Avoiding Chicago Scams in General
If you’re in a touristy place and someone is trying to separate you from your money for something other than the reason that you came there or food, you are being gamed or scammed. This is true everywhere, but I often walk down Michigan Avenue and count the scams. Whether it’s stickers on light posts promising a cure for cancer, sham charities with binders, the fake “monks”, the “homeless” teenagers in from mom and dad’s in Naperville, you’re being aggressively scammed. If you’re worried about the homeless, the poor, the disenfranchised, check out Charity Navigator and donate to a reputable organization and travel in peace, knowing that you can ignore these parasites. Also, eye contact is not a promise.
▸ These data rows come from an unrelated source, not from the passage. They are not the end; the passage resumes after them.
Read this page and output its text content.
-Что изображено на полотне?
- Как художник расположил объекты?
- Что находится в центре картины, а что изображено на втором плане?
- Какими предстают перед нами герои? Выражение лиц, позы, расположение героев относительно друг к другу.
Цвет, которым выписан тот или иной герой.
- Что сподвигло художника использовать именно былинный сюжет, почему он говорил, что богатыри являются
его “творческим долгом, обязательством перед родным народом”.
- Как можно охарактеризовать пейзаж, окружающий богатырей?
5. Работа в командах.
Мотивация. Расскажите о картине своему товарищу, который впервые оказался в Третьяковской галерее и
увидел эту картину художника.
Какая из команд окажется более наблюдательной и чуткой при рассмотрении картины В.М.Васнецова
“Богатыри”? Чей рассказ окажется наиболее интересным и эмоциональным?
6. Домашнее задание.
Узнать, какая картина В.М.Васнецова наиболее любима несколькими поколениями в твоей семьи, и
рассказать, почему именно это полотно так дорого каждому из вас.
Something I’ve noticed in restaurants is kids or young people who walk in with a stack of flyers, magazines, or candybars, who set them down on a table (on top of someone’s phone), talk to the people at the table for a second, then pick their stack of stuff up with the person’s phone and run off.
Chicago Tourist Scams
We’ll be rewriting this article into something more comprehensive detailing the Chicago scams. For now, enjoy the raw stories from Chicago residents themselves on the scams in the city!